Di tempat yang sama, Ketua Presidium PP PMKRI Periode 2002-2004, Restu Hapsari yang juga tampil sebagai pembicara dalam diskusi tersebut meminta agar PMKRI dapat berkontribusi lebih kontrit dalam merumuskan prioritas-prioritas kebutuhan nasional untuk mendapat perhatian presiden terpilih.
“Saya percaya, kalau rumusan prioritas itu bagus dan pendasarannya kuat, maka Presiden akan memberikan perhatian.
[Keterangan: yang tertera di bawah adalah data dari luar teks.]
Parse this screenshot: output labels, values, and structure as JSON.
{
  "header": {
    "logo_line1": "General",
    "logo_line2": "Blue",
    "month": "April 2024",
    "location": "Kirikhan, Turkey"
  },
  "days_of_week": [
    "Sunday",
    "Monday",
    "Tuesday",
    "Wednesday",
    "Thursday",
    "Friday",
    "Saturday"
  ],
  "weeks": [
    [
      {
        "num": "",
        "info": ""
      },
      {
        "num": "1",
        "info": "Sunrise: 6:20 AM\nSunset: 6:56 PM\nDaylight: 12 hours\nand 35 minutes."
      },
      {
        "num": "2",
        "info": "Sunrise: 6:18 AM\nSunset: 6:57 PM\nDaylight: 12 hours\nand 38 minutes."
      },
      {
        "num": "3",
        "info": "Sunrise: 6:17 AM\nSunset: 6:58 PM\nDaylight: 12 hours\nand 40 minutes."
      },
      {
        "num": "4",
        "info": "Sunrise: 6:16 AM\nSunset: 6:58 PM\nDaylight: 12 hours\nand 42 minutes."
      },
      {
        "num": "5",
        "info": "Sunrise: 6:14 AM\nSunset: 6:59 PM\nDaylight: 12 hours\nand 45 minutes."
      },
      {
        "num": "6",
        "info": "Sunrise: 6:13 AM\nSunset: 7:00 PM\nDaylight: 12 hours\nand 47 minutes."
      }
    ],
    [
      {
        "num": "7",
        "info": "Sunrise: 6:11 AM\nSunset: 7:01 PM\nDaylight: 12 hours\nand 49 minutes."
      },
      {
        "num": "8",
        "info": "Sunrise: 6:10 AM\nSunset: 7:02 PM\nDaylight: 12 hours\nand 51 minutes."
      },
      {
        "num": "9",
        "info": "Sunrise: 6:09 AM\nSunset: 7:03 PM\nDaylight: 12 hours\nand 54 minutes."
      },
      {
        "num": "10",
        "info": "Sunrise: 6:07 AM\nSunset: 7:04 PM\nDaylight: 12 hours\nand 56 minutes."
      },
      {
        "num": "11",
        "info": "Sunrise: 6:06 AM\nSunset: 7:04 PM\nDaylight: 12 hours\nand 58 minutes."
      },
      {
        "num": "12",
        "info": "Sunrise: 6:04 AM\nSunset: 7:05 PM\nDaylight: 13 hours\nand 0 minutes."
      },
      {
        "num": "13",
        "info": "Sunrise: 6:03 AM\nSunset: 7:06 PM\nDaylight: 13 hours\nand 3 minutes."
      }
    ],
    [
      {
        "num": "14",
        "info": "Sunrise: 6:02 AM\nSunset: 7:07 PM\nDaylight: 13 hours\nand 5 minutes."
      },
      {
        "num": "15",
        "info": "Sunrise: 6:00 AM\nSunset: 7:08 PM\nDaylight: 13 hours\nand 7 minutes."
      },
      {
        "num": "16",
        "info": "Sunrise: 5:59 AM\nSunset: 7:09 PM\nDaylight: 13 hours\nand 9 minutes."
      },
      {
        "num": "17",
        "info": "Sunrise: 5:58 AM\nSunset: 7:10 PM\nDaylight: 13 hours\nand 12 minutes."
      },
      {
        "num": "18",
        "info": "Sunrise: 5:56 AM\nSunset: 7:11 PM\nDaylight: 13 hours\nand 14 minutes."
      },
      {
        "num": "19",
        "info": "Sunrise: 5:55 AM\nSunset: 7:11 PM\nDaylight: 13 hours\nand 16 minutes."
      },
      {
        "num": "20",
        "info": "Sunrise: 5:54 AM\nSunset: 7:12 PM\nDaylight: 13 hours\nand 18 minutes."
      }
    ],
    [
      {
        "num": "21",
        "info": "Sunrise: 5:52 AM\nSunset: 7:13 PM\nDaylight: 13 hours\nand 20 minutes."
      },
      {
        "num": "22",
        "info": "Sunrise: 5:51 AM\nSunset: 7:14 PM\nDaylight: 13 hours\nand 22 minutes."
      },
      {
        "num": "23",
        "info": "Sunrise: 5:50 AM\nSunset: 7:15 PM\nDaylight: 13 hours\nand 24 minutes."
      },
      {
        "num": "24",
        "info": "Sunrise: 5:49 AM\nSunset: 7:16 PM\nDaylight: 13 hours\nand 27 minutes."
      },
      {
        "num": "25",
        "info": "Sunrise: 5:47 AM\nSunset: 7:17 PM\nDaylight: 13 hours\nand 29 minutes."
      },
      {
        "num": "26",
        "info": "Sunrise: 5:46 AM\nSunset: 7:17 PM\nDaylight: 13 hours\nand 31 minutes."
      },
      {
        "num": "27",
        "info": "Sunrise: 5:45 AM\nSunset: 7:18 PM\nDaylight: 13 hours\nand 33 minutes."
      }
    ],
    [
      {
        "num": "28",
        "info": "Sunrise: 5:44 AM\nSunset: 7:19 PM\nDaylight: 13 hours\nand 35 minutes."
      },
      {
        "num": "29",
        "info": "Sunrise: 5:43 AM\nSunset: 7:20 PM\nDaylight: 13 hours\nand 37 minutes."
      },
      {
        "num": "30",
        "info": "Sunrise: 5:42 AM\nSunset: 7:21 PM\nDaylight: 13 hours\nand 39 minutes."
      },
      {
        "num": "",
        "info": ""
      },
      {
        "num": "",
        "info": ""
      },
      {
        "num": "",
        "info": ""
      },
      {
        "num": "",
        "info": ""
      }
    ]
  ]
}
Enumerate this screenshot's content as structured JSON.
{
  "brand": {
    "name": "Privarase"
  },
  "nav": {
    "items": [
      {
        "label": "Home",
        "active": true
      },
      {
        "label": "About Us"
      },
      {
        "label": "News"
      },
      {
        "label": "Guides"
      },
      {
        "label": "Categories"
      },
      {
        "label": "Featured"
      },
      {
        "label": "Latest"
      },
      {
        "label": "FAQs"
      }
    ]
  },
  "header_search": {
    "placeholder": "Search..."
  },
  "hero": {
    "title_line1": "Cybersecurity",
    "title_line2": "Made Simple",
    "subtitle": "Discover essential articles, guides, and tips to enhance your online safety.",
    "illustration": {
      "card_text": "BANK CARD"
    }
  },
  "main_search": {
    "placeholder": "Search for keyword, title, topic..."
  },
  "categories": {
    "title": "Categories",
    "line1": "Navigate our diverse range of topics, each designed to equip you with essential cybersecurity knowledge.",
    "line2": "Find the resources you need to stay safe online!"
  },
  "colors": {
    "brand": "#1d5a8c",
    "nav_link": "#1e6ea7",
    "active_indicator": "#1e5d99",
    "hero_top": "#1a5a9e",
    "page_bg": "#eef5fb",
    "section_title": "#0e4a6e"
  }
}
Jawaban terhadap kebutuhan prioritas itu pun akan menjadi legacy yang membanggakan,” tutur Restu yang juga Sekretaris Jenderal Taruna Merah Putih ini.
Sementara itu, Presidium Gerakan Kemasyarakatan Pengurus Pusat PMKRI, Rinto Namang yang merupakan menjadi moderator diskusi terbatas tersebut, menyatakan akan terus meminta masukan dari para alumninya dalam diskusi-diskusi terbatas pada waktu yang akan datang.
“Untuk menghasilkan rumusan yang lebih solid dan tajam untuk dapat disampaikan kepada Presiden,” tutur Rinto.(*)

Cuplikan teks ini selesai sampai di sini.